The blind man that was healed by Jesus, was cast out contrary to the agreement of the Jews (John 9:22) -for crossing religious leaders by taking a stand for what was right. His crime was being an honest man, true to his convictions. There were three grades of ex-communication: The niddin, pronounced for 30 days during which offenders were prohibited from public worship, were not allowed to shave, and were required to wear garments of mourning; the cherem, pronounced on those who continued in rebellion. The offender was formally cursed, was excluded from all interaction with other people, and was prohibited from entering the temple or a synagogue; the shammatha, pronounced on those who persisted in rebellion. They were cut off from all connection with the Jewish people and were consigned to utter perdition.

‘For judgment I am come’ referring to the effect of His coming. Rejection of Him will bring judgment. John 12:47 refers to the object of His coming. He came to save, but if men will not have salvation they will finally be judged (John 3:16-20).

‘That they which see not might see; and that they which see might be made blind’ the idea here is that the people became this way, little by little until they were past normal, vigorous obedience to truth and righteousness.

The Jews claimed to see and therefore refused to admit or repent from their sins. Jesus explained to them that if they were really ignorant they would have no sin, but they were no longer in ignorance. They rejected Christ through enmity so their sin remained.

Bethesda

John 5:1-8 After this there was a feast of the Jews; and Jesus went up to Jerusalem. Now there is at Jerusalem by the sheep market a pool, which is called in the Hebrew tongue Bethesda, having five porches. In these lay a great multitude of impotent folk, of blind, halt, withered, waiting for the moving of the water. For an angel went down at a certain season into the pool, and troubled the water: whosoever then first after the troubling of the water stepped in was made whole of whatsoever disease he had. And a certain man was there, which had an infirmity thirty and eight years. When Jesus saw him lie, and knew that he had been now a long time in that case, he say unto him, Wilt thou be made whole? The impotent man answered him, Sir, I have no man, when the water is troubled, to put me into the pool: but while I am coming, another step down before me. Jesus saith unto him, Rise, take up thy bed, and walk. 

This was the second feast Jesus attended at Jerusalem where Jesus asked a man if he wanted to be healed. The pool where the man laid was located at the Sheep Gate which was not a market as stated in verse 2. (When a word is printed in italics, it means there is nothing in the Greek language for this word.) It was a swimming pool in the shape of a pentagon and it was called Bethesda, which means house of mercy – a public infirmary. It had five arches, a covered colonnade where people could be protected from the weather.

Weak, sickly, and helpless people waited for the moving of the water by an angel that came only seasonal into the pool to disrupt the water and whoever went in was made whole of whatsoever disease they had.

Jesus knew that the man had been lame a long time and He asked him if he wanted to be healed.  This is the third great miracle recorded in John.

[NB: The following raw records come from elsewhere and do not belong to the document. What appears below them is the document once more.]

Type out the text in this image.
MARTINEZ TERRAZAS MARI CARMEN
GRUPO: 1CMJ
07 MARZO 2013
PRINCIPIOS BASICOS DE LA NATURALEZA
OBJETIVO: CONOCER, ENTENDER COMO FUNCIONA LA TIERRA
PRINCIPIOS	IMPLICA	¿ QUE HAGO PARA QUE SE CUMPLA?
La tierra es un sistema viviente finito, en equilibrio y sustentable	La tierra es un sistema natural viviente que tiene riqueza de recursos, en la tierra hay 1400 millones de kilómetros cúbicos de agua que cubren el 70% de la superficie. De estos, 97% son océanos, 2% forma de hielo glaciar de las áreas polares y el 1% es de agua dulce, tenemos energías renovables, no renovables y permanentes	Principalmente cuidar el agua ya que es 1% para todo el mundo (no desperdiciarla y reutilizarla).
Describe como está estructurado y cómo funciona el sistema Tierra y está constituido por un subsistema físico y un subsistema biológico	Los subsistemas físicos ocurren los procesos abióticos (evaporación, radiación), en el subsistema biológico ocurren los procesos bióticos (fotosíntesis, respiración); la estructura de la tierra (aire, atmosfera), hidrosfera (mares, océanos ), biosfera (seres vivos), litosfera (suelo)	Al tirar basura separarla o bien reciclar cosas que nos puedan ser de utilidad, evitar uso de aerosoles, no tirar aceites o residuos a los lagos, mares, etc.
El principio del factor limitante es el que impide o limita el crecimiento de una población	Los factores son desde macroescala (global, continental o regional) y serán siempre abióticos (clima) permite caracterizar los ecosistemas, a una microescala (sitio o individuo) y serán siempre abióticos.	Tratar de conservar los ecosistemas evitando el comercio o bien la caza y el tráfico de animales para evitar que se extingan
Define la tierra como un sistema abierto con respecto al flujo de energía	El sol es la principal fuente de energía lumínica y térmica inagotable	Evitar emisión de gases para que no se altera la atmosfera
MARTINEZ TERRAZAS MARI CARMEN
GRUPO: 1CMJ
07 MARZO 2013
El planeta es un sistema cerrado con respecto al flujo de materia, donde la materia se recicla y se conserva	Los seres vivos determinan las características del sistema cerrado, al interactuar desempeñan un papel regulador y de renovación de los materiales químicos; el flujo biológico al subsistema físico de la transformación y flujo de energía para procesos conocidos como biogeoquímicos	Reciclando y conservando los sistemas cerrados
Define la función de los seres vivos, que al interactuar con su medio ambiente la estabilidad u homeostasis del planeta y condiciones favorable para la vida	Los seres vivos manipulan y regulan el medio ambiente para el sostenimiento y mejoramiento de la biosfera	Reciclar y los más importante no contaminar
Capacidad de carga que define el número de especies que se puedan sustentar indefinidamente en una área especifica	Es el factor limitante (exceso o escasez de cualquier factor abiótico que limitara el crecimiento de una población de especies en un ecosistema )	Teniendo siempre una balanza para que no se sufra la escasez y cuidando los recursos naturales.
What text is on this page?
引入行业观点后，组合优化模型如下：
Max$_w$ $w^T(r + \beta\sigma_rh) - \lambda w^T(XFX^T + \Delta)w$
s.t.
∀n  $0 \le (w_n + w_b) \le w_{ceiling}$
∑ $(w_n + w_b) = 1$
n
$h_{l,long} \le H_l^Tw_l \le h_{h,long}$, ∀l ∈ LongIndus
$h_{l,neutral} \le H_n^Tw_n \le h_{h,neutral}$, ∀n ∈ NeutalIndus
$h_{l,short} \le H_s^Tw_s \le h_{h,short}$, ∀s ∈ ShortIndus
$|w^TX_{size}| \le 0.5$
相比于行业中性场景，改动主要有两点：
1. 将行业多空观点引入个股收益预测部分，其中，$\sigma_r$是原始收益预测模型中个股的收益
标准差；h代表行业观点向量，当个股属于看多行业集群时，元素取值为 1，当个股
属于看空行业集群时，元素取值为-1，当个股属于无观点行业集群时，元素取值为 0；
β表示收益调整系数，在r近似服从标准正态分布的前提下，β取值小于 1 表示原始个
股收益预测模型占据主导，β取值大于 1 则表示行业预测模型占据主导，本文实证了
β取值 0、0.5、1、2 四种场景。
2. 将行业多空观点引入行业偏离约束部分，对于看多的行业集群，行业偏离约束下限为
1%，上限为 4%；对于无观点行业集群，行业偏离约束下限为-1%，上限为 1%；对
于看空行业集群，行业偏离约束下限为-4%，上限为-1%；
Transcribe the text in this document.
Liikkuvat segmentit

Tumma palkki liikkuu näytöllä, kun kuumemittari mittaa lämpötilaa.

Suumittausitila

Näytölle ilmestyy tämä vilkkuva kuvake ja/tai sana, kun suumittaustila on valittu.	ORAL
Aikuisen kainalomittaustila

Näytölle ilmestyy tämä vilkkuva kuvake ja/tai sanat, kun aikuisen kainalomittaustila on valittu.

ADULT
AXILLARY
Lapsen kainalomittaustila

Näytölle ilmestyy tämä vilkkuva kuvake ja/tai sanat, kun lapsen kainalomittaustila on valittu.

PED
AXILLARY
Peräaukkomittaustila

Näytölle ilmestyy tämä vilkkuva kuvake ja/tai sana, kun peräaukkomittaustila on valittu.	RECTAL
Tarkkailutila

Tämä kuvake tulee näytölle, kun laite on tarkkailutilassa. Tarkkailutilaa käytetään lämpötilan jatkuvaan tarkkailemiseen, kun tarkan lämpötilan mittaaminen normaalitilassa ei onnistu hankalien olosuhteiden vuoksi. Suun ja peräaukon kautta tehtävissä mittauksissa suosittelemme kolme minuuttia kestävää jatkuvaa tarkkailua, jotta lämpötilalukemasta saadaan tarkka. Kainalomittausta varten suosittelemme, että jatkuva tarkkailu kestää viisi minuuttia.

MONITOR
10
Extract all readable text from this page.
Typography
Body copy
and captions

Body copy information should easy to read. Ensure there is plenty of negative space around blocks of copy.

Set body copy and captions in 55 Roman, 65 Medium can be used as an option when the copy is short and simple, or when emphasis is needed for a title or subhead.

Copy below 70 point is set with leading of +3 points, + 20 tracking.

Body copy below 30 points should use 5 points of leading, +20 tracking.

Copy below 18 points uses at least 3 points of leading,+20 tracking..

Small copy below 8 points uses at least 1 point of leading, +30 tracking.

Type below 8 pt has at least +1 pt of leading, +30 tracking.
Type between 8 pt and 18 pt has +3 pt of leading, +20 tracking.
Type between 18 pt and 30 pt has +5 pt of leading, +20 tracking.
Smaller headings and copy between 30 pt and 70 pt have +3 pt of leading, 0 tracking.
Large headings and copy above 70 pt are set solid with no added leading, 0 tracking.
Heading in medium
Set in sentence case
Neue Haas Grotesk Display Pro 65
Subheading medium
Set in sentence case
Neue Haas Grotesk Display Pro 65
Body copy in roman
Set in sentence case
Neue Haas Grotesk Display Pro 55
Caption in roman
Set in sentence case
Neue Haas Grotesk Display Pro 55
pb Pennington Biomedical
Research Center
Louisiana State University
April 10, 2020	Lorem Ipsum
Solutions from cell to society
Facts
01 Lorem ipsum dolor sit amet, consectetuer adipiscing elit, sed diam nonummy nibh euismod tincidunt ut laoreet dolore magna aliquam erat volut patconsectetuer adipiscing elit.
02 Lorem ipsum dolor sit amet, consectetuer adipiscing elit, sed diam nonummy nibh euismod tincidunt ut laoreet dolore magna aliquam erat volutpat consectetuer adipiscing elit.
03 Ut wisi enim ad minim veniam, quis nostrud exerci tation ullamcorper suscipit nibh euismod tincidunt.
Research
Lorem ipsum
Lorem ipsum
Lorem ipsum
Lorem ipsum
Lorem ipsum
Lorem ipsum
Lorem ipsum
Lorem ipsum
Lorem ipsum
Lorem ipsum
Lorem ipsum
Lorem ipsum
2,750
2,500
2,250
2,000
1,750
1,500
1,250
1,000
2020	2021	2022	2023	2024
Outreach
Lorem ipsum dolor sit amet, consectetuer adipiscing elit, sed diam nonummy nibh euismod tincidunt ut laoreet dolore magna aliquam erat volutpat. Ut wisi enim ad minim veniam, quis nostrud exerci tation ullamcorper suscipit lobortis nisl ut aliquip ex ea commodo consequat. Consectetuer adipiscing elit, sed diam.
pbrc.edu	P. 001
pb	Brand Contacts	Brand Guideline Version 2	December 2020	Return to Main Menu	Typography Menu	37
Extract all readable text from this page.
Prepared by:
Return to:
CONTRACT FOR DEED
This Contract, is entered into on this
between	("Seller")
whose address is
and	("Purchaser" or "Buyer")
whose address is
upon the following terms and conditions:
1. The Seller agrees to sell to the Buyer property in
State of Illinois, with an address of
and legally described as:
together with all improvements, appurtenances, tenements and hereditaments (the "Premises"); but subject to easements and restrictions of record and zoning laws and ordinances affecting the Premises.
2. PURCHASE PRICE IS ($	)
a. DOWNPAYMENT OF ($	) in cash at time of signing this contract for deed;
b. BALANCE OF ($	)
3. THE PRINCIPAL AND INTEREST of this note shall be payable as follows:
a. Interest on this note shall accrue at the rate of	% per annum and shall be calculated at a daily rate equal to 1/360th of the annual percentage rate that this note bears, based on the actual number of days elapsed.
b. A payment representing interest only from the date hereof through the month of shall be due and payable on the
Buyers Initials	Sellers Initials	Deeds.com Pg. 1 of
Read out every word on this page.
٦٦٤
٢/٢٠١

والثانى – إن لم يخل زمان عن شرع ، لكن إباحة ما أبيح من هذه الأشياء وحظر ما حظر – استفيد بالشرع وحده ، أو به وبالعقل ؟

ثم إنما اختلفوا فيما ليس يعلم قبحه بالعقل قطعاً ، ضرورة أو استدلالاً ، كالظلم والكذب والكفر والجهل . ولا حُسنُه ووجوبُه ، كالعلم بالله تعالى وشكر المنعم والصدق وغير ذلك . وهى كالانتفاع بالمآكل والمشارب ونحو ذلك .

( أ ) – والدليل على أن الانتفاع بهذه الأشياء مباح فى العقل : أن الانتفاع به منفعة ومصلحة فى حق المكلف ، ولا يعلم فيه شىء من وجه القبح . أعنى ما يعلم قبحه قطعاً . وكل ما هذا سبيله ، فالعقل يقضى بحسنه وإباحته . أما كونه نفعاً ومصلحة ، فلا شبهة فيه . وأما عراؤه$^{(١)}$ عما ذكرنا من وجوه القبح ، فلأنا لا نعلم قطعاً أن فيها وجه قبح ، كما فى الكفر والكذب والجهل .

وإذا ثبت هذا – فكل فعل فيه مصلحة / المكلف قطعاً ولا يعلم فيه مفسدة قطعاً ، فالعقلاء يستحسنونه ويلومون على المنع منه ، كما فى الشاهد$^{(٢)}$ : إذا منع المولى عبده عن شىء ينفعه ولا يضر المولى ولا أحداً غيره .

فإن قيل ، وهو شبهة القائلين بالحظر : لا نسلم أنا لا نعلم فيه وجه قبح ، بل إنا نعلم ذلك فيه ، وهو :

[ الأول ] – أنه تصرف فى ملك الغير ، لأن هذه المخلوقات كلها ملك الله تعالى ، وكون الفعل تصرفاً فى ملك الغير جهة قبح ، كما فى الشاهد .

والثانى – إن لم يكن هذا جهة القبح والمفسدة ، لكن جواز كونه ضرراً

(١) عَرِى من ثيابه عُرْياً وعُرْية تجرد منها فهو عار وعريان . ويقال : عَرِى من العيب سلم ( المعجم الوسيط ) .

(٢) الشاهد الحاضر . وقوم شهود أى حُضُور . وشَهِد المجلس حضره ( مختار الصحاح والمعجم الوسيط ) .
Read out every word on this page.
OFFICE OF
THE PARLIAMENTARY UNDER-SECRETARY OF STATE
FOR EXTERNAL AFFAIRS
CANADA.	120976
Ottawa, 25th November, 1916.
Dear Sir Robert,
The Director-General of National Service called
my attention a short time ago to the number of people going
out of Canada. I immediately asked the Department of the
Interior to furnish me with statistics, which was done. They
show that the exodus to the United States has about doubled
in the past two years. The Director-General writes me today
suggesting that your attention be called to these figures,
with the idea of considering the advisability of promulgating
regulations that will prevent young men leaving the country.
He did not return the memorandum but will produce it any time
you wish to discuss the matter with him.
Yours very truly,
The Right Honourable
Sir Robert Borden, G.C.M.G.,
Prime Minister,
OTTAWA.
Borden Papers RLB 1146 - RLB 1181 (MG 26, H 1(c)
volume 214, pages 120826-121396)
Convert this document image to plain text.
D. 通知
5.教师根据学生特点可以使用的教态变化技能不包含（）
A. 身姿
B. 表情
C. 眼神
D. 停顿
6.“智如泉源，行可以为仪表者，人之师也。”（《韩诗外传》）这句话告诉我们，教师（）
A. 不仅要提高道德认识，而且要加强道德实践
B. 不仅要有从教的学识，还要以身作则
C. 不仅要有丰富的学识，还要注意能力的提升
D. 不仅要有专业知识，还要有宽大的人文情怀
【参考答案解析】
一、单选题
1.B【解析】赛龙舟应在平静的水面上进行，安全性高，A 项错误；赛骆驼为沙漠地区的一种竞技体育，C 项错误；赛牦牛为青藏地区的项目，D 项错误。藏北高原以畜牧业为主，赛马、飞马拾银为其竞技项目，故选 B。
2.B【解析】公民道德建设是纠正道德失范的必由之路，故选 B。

Why Jesus did not heal others that were here is not explained for we know it is God’s desire to heal everybody, otherwise, He would be impartial and the stripes of Christ would be in vain for some (Isa. 53:4-5; Matt. 8:17; 1Pet. 2:24).

Jesus commanded the man to rise, take up his bed, and walk. A simple action necessary to confirm obedience and faith to enable this miracle as is with all other miracles.